Jeff Howard of NFL Films with the Venue Transmission Network (VTN) cabinet at the University of Phoenix Stadium. The cabinet transfers NFL Films files to the headquarters in Mt. Laurel, NJ during the game.

Jeff Howard of NFL Films with the Venue Transmission Network (VTN) cabinet at the University of Phoenix Stadium. The cabinet transfers NFL Films files to the headquarters in Mt. Laurel, NJ during the game.

“The move was necessitated by the new CBS contract and the desire for Showtime to push ‘Inside the NFL’ up by 24 hours,” says Jeff Howard, NFL Films, senior executive, engineering and broadcast technology. “We have a private network at every stadium and the equipment and infrastructure to do file transfers back to NFL Films [in Mt. Laurel, NJ]. So as the game is going on we are transmitting files captured in the Arri cameras back during the game. And it has worked out really well.”

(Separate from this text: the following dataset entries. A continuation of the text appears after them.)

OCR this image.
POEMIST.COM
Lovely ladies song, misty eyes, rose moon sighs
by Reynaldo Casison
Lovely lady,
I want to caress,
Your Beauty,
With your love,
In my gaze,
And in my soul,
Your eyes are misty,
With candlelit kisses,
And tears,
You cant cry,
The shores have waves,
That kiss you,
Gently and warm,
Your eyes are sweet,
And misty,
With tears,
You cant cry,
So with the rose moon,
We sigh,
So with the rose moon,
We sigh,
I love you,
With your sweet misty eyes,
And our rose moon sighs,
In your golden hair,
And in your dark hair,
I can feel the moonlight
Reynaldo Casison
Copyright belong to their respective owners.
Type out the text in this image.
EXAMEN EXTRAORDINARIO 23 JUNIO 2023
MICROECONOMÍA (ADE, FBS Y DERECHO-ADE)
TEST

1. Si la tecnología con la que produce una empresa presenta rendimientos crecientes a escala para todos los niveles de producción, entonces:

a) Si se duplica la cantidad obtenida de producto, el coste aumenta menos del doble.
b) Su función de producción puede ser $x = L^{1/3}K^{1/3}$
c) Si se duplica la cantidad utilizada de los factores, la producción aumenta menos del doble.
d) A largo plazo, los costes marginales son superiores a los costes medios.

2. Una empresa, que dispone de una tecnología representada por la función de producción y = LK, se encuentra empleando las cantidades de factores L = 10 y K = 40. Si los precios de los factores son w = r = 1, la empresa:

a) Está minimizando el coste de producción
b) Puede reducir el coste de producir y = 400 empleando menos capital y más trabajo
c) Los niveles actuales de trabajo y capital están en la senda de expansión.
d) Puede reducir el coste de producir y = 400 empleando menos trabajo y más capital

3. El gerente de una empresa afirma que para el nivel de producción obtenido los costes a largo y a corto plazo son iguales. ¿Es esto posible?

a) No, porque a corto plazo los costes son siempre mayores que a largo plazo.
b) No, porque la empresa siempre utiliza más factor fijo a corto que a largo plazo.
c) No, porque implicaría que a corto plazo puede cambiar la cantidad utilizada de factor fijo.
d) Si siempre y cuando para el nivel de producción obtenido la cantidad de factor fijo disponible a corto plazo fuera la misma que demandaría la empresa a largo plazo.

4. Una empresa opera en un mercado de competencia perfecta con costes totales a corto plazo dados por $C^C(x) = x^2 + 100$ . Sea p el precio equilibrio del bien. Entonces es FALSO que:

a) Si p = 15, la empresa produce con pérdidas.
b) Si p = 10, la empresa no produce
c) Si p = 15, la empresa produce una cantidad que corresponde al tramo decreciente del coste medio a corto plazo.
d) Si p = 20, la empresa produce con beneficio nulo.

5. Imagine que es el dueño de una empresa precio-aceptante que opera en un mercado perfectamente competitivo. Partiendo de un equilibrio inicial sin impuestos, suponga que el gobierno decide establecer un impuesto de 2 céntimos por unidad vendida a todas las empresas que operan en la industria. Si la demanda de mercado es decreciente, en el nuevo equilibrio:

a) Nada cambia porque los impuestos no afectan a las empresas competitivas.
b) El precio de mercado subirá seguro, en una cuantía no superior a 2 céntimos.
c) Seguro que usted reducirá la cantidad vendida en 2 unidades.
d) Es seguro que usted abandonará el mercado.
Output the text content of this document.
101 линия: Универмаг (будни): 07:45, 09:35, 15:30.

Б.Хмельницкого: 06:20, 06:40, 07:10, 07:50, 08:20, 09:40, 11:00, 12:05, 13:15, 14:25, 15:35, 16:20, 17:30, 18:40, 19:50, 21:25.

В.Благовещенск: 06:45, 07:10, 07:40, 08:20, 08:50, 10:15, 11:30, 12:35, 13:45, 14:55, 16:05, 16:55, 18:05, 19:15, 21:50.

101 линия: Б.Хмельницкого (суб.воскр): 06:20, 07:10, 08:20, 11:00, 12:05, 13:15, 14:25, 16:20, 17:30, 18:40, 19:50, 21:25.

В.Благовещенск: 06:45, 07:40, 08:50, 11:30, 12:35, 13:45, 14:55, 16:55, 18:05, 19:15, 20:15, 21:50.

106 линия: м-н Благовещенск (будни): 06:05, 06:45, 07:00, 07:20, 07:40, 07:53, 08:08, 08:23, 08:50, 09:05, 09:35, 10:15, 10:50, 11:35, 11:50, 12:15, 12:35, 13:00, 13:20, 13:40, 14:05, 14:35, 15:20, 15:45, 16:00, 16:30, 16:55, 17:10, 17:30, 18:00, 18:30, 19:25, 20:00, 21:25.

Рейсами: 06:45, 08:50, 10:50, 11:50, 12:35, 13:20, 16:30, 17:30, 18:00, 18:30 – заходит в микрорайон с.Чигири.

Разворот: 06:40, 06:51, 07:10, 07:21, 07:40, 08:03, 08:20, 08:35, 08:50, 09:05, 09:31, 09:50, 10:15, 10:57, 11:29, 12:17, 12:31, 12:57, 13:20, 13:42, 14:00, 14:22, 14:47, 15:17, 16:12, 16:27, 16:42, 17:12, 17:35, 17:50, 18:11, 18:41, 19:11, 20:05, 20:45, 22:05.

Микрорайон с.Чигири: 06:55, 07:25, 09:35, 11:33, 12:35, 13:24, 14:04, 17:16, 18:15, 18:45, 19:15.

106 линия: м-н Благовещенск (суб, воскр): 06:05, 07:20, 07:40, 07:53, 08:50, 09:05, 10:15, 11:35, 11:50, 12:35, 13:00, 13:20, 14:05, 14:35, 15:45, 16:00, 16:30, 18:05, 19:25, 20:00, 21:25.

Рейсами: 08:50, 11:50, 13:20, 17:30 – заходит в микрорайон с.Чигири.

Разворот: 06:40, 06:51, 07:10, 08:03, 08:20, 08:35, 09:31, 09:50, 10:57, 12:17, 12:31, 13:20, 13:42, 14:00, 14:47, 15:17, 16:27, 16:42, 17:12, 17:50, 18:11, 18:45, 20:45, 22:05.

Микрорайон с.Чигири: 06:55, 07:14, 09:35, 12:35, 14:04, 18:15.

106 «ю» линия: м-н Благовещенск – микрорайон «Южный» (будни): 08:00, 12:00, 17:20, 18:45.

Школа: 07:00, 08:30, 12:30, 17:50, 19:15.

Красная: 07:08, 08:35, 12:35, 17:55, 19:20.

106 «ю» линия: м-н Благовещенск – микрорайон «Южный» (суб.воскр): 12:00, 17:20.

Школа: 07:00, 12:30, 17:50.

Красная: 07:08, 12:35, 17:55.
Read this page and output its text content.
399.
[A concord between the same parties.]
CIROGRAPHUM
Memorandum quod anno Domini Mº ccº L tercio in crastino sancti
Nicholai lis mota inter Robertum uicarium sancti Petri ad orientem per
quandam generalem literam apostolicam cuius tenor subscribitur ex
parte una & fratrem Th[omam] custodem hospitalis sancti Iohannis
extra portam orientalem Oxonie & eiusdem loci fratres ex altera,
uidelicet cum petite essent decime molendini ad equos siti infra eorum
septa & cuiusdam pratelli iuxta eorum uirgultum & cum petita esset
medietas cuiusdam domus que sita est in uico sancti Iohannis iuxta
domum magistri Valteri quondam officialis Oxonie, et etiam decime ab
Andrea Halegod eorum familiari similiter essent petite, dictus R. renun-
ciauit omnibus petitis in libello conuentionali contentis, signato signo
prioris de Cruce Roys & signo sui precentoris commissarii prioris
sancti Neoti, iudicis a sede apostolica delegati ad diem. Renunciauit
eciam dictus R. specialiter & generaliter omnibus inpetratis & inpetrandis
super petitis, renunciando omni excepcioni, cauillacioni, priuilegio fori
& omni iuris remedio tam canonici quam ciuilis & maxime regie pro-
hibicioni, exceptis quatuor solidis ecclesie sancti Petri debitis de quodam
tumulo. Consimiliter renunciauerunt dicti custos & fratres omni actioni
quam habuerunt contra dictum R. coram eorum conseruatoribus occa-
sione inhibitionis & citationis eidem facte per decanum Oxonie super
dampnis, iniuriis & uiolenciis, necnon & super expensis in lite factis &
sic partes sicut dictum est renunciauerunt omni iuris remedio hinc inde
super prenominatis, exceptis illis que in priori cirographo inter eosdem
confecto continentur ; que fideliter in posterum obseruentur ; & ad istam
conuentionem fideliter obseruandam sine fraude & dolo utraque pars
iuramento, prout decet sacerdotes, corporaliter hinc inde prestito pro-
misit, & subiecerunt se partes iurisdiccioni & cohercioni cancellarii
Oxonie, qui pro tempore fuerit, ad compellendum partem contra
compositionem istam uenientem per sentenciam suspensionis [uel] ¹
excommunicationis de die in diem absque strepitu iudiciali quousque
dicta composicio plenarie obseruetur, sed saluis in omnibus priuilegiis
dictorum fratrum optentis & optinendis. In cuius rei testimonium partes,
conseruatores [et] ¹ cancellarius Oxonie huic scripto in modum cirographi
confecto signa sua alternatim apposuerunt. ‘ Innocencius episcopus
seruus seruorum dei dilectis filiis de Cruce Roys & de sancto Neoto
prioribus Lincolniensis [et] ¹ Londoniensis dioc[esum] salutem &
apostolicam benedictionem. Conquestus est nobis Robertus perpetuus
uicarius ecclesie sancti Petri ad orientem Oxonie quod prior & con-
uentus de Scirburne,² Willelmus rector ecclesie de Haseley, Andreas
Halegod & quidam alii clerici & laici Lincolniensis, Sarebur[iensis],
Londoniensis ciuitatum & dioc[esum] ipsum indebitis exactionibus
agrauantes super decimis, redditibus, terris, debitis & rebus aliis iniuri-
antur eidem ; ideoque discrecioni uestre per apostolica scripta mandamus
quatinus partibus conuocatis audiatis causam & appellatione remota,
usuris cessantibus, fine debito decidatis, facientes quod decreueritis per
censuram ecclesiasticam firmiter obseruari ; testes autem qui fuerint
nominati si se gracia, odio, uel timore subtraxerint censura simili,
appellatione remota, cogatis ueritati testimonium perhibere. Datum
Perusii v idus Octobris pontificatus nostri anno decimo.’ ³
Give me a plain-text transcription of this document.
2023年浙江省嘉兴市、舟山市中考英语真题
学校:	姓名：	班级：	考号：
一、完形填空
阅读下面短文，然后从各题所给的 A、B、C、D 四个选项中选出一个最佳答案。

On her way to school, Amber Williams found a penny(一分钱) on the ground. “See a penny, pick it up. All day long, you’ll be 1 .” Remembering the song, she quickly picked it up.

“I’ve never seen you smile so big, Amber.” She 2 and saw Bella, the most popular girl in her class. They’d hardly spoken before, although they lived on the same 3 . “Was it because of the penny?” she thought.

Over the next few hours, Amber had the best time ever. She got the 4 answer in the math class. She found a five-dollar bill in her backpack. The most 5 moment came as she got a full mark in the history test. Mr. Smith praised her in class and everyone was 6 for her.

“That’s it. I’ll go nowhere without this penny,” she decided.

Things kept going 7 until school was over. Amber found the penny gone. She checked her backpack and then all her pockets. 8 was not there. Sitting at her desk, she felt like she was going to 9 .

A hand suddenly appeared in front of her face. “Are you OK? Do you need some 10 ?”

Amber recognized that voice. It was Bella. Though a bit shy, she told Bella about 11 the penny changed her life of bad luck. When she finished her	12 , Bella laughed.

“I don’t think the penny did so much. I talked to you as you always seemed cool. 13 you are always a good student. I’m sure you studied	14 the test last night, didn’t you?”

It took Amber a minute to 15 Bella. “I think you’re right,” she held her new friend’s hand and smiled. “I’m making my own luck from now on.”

The Super Bowl, as usual, means things are done on a grander scale and there are three transfer systems as opposed to just one. The three systems will deliver content at 3 Gbps and it is expected that 8 TB of video and audio content will be transferred for the Super Bowl alone.

“We have runners who will collect the cards [from the 29 camera operators] and they will hand them off to media wranglers who will copy and get the content onto SSD cards which are then inserted into the transmission rack. The drives auto mount and then the automatic process picks up the file and moves it.”

NFL Films has 17 fixed positions as well as 12 handheld positions using a mix of Arri cameras and Panasonic 3100 cameras.

Howard says the transitional process has gone very well to date after a lot of work to make sure the backend production workflows and the producers were all on board.

“We can take in content from all the stadiums with no bottlenecks in bandwidth,” he adds.

One of the challenges is that, historically, content was brought back, color corrected, transferred to video, and then made available to producers. But now as the disks are read content is fed out to various processes so that things like color correction can be done in parallel to other functions.

“We apply the Rec. 709 look-up table to make low-res proxies for producers and we also push it into color grading and keep everything going simultaneously,” says Howard.